Insgesamt kann man als Betrachter das Bildwerk gar nicht auf einmal erfassen, selbst wenn man weit zurücktritt. Man muss daran entlang gehen, es weiter betrachten, gleichsam hineintauchen. Nun lösen sich einzelne Gestalten aus dem Gewimmel der „Begegnungen.“ Danach erkennt man ein Paar, in schwarze Tusche als Sgraffito gekratzt. Schwebt darüber ein Umriss der Beiden? Ist das ein Traum des Paares oder das Verblassen gemeinsamer Erinnerungen? Dann folgt eine andere Zeit, ein anderer Ort, umrisshaft treffen im Gewühl erneut Menschenwesen aufeinander. Schließlich beendet ein Tanz oder ein Kampf die getuschten Erzählungen Kramers. Alle dargestellten Situationen sind weder eindeutig ausgemalt noch inhaltlich wirklich greifbar.
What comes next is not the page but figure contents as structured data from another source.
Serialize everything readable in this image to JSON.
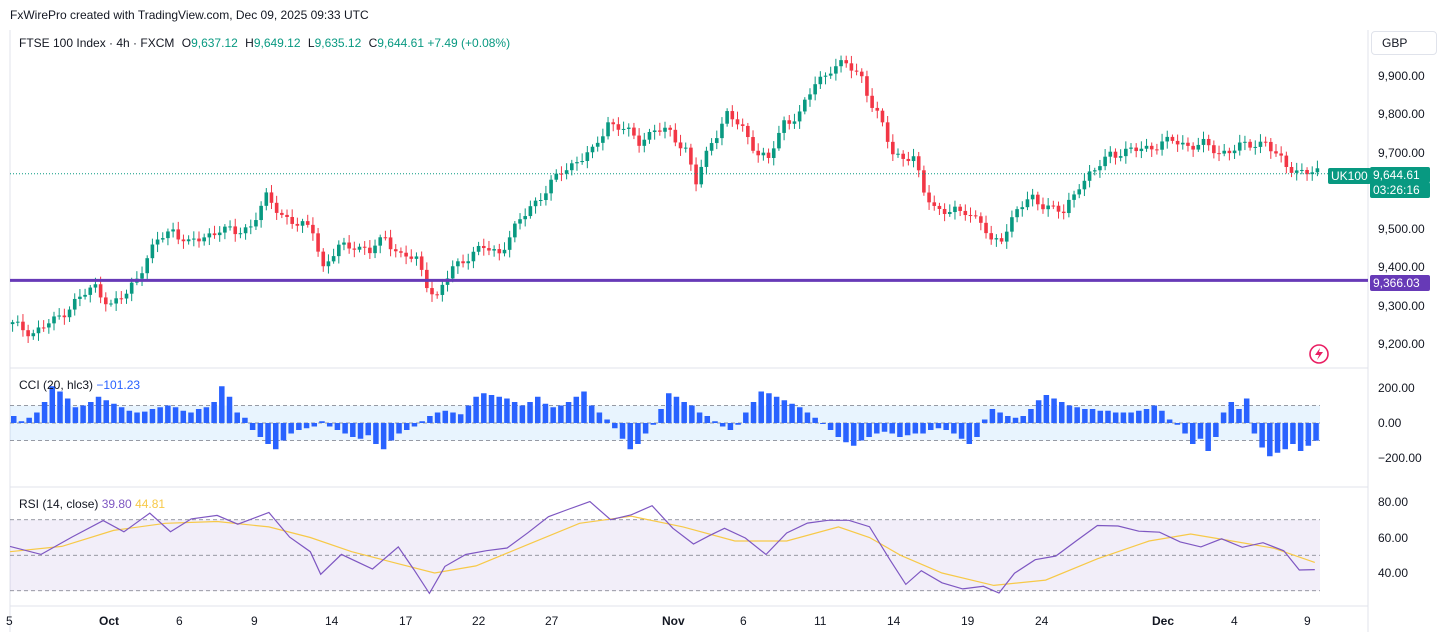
{
  "header": {
    "attribution": "FxWirePro created with TradingView.com, Dec 09, 2025 09:33 UTC"
  },
  "legend": {
    "symbol": "FTSE 100 Index · 4h · FXCM",
    "open_label": "O",
    "open": "9,637.12",
    "high_label": "H",
    "high": "9,649.12",
    "low_label": "L",
    "low": "9,635.12",
    "close_label": "C",
    "close": "9,644.61",
    "change": "+7.49 (+0.08%)"
  },
  "currency_button": "GBP",
  "price_axis": [
    "9,900.00",
    "9,800.00",
    "9,700.00",
    "9,600.00",
    "9,500.00",
    "9,400.00",
    "9,300.00",
    "9,200.00"
  ],
  "symbol_badge": "UK100",
  "last_price": "9,644.61",
  "countdown": "03:26:16",
  "level_line": {
    "price": 9366.03,
    "label": "9,366.03",
    "color": "#673ab7"
  },
  "cci": {
    "label": "CCI (20, hlc3)",
    "value": "−101.23",
    "axis": [
      "200.00",
      "0.00",
      "−200.00"
    ]
  },
  "rsi": {
    "label": "RSI (14, close)",
    "value": "39.80",
    "ma_value": "44.81",
    "axis": [
      "80.00",
      "60.00",
      "40.00"
    ]
  },
  "time_axis": [
    {
      "t": "5",
      "bold": false
    },
    {
      "t": "Oct",
      "bold": true
    },
    {
      "t": "6",
      "bold": false
    },
    {
      "t": "9",
      "bold": false
    },
    {
      "t": "14",
      "bold": false
    },
    {
      "t": "17",
      "bold": false
    },
    {
      "t": "22",
      "bold": false
    },
    {
      "t": "27",
      "bold": false
    },
    {
      "t": "Nov",
      "bold": true
    },
    {
      "t": "6",
      "bold": false
    },
    {
      "t": "11",
      "bold": false
    },
    {
      "t": "14",
      "bold": false
    },
    {
      "t": "19",
      "bold": false
    },
    {
      "t": "24",
      "bold": false
    },
    {
      "t": "Dec",
      "bold": true
    },
    {
      "t": "4",
      "bold": false
    },
    {
      "t": "9",
      "bold": false
    }
  ],
  "colors": {
    "up": "#089981",
    "down": "#f23645",
    "cci": "#2962ff",
    "rsi": "#7e57c2",
    "rsi_ma": "#f7c948"
  },
  "price_path": [
    [
      0,
      9250
    ],
    [
      4,
      9230
    ],
    [
      8,
      9260
    ],
    [
      12,
      9310
    ],
    [
      16,
      9350
    ],
    [
      19,
      9300
    ],
    [
      22,
      9330
    ],
    [
      25,
      9400
    ],
    [
      28,
      9470
    ],
    [
      31,
      9500
    ],
    [
      34,
      9460
    ],
    [
      37,
      9480
    ],
    [
      40,
      9500
    ],
    [
      43,
      9490
    ],
    [
      46,
      9510
    ],
    [
      49,
      9580
    ],
    [
      52,
      9540
    ],
    [
      55,
      9510
    ],
    [
      58,
      9500
    ],
    [
      60,
      9400
    ],
    [
      63,
      9450
    ],
    [
      66,
      9460
    ],
    [
      69,
      9440
    ],
    [
      72,
      9480
    ],
    [
      75,
      9430
    ],
    [
      78,
      9420
    ],
    [
      80,
      9360
    ],
    [
      82,
      9320
    ],
    [
      85,
      9400
    ],
    [
      88,
      9430
    ],
    [
      91,
      9450
    ],
    [
      94,
      9440
    ],
    [
      97,
      9500
    ],
    [
      100,
      9560
    ],
    [
      103,
      9600
    ],
    [
      106,
      9650
    ],
    [
      109,
      9680
    ],
    [
      112,
      9700
    ],
    [
      115,
      9780
    ],
    [
      118,
      9760
    ],
    [
      121,
      9730
    ],
    [
      124,
      9760
    ],
    [
      127,
      9750
    ],
    [
      130,
      9710
    ],
    [
      132,
      9620
    ],
    [
      135,
      9730
    ],
    [
      138,
      9800
    ],
    [
      141,
      9760
    ],
    [
      144,
      9700
    ],
    [
      146,
      9680
    ],
    [
      149,
      9780
    ],
    [
      152,
      9800
    ],
    [
      155,
      9880
    ],
    [
      158,
      9920
    ],
    [
      161,
      9930
    ],
    [
      164,
      9900
    ],
    [
      166,
      9820
    ],
    [
      168,
      9770
    ],
    [
      170,
      9700
    ],
    [
      172,
      9690
    ],
    [
      174,
      9680
    ],
    [
      176,
      9600
    ],
    [
      178,
      9560
    ],
    [
      181,
      9540
    ],
    [
      184,
      9550
    ],
    [
      187,
      9520
    ],
    [
      189,
      9460
    ],
    [
      191,
      9480
    ],
    [
      194,
      9550
    ],
    [
      197,
      9580
    ],
    [
      200,
      9560
    ],
    [
      203,
      9540
    ],
    [
      206,
      9620
    ],
    [
      209,
      9650
    ],
    [
      212,
      9700
    ],
    [
      215,
      9700
    ],
    [
      218,
      9710
    ],
    [
      221,
      9720
    ],
    [
      224,
      9730
    ],
    [
      227,
      9720
    ],
    [
      230,
      9720
    ],
    [
      233,
      9700
    ],
    [
      236,
      9710
    ],
    [
      239,
      9720
    ],
    [
      242,
      9730
    ],
    [
      244,
      9690
    ],
    [
      246,
      9665
    ],
    [
      248,
      9655
    ],
    [
      250,
      9648
    ],
    [
      252,
      9645
    ]
  ],
  "cci_bars": [
    40,
    10,
    30,
    60,
    120,
    210,
    180,
    140,
    90,
    100,
    120,
    150,
    130,
    110,
    90,
    70,
    60,
    65,
    80,
    90,
    100,
    90,
    70,
    60,
    80,
    90,
    120,
    210,
    150,
    60,
    30,
    -40,
    -80,
    -120,
    -150,
    -100,
    -60,
    -40,
    -30,
    -20,
    10,
    -20,
    -40,
    -60,
    -80,
    -90,
    -70,
    -120,
    -150,
    -100,
    -60,
    -40,
    -20,
    10,
    40,
    60,
    70,
    60,
    50,
    100,
    150,
    170,
    160,
    150,
    140,
    120,
    100,
    120,
    150,
    110,
    90,
    100,
    120,
    150,
    180,
    100,
    60,
    20,
    -30,
    -90,
    -150,
    -120,
    -60,
    -10,
    80,
    170,
    150,
    120,
    100,
    60,
    40,
    10,
    -20,
    -40,
    -10,
    60,
    120,
    180,
    170,
    150,
    130,
    110,
    90,
    60,
    30,
    0,
    -40,
    -80,
    -110,
    -130,
    -100,
    -80,
    -60,
    -50,
    -60,
    -80,
    -70,
    -60,
    -60,
    -40,
    -30,
    -40,
    -60,
    -90,
    -120,
    -80,
    20,
    80,
    60,
    40,
    30,
    40,
    80,
    130,
    160,
    140,
    120,
    100,
    90,
    80,
    80,
    70,
    70,
    60,
    60,
    60,
    70,
    80,
    100,
    70,
    20,
    -10,
    -60,
    -120,
    -90,
    -160,
    -80,
    60,
    120,
    80,
    140,
    -60,
    -140,
    -190,
    -170,
    -150,
    -120,
    -160,
    -130,
    -101
  ],
  "rsi_path": [
    [
      0,
      55
    ],
    [
      6,
      48
    ],
    [
      12,
      60
    ],
    [
      18,
      72
    ],
    [
      22,
      64
    ],
    [
      27,
      75
    ],
    [
      31,
      62
    ],
    [
      35,
      68
    ],
    [
      40,
      70
    ],
    [
      44,
      66
    ],
    [
      50,
      72
    ],
    [
      54,
      58
    ],
    [
      58,
      52
    ],
    [
      60,
      38
    ],
    [
      64,
      48
    ],
    [
      70,
      42
    ],
    [
      75,
      55
    ],
    [
      78,
      40
    ],
    [
      81,
      31
    ],
    [
      84,
      42
    ],
    [
      88,
      48
    ],
    [
      92,
      52
    ],
    [
      96,
      56
    ],
    [
      100,
      65
    ],
    [
      104,
      72
    ],
    [
      108,
      74
    ],
    [
      112,
      78
    ],
    [
      116,
      70
    ],
    [
      120,
      75
    ],
    [
      124,
      80
    ],
    [
      128,
      65
    ],
    [
      132,
      54
    ],
    [
      135,
      62
    ],
    [
      138,
      66
    ],
    [
      142,
      58
    ],
    [
      146,
      48
    ],
    [
      150,
      62
    ],
    [
      154,
      70
    ],
    [
      158,
      72
    ],
    [
      162,
      70
    ],
    [
      166,
      64
    ],
    [
      170,
      45
    ],
    [
      173,
      36
    ],
    [
      176,
      40
    ],
    [
      180,
      32
    ],
    [
      184,
      30
    ],
    [
      188,
      34
    ],
    [
      191,
      29
    ],
    [
      194,
      38
    ],
    [
      198,
      48
    ],
    [
      202,
      52
    ],
    [
      206,
      60
    ],
    [
      210,
      66
    ],
    [
      214,
      64
    ],
    [
      218,
      62
    ],
    [
      222,
      64
    ],
    [
      226,
      60
    ],
    [
      230,
      56
    ],
    [
      234,
      58
    ],
    [
      238,
      52
    ],
    [
      242,
      56
    ],
    [
      246,
      54
    ],
    [
      249,
      42
    ],
    [
      252,
      40
    ]
  ],
  "rsi_ma_path": [
    [
      0,
      52
    ],
    [
      10,
      55
    ],
    [
      20,
      64
    ],
    [
      30,
      68
    ],
    [
      40,
      69
    ],
    [
      50,
      66
    ],
    [
      58,
      60
    ],
    [
      66,
      52
    ],
    [
      74,
      46
    ],
    [
      82,
      40
    ],
    [
      90,
      44
    ],
    [
      100,
      56
    ],
    [
      110,
      68
    ],
    [
      120,
      72
    ],
    [
      130,
      66
    ],
    [
      140,
      58
    ],
    [
      150,
      58
    ],
    [
      160,
      66
    ],
    [
      166,
      60
    ],
    [
      172,
      50
    ],
    [
      180,
      40
    ],
    [
      190,
      33
    ],
    [
      200,
      36
    ],
    [
      210,
      48
    ],
    [
      220,
      58
    ],
    [
      228,
      62
    ],
    [
      236,
      58
    ],
    [
      244,
      54
    ],
    [
      252,
      46
    ]
  ]
}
Man muss sie immer wieder neu ansehen und sich ständig fragen, was passiert denn hier eigentlich? 

Die Gleichzeitigkeit von Ereignissen, aber ebenso von Erinnerungen und Gegenwärtigem, Realität und Fantasie, also „Sichtbares und Unsichtbares“, wird von der Künstlerin dargestellt – und hier für uns in ihrer Arbeit sinnlich erlebbar. Doch unsere Begegnung mit dem Werk ist ebenfalls durch eigene Prägungen, Erfahrungen und aktuelle Stimmungen beeinflusst. Unsere individuellen Beobachtungen und Wahrnehmungen, die wir hinterfragen könnten, spielen im Bilderlebnis gleichfalls eine Rolle…

Kramers Ausstellung ist eine Einladung ihrer Idee zu folgen: „Leben ist eingewoben in Raum und Zeit und Leben ist Bewegung.“ Auch die übrigen Arbeiten der Hünfelder Künstlerin lassen sich so ansehen und interpretieren wie das zentrale Wimmelbild.

Die Studioausstellung „Begegnungen“ endet am 18. April.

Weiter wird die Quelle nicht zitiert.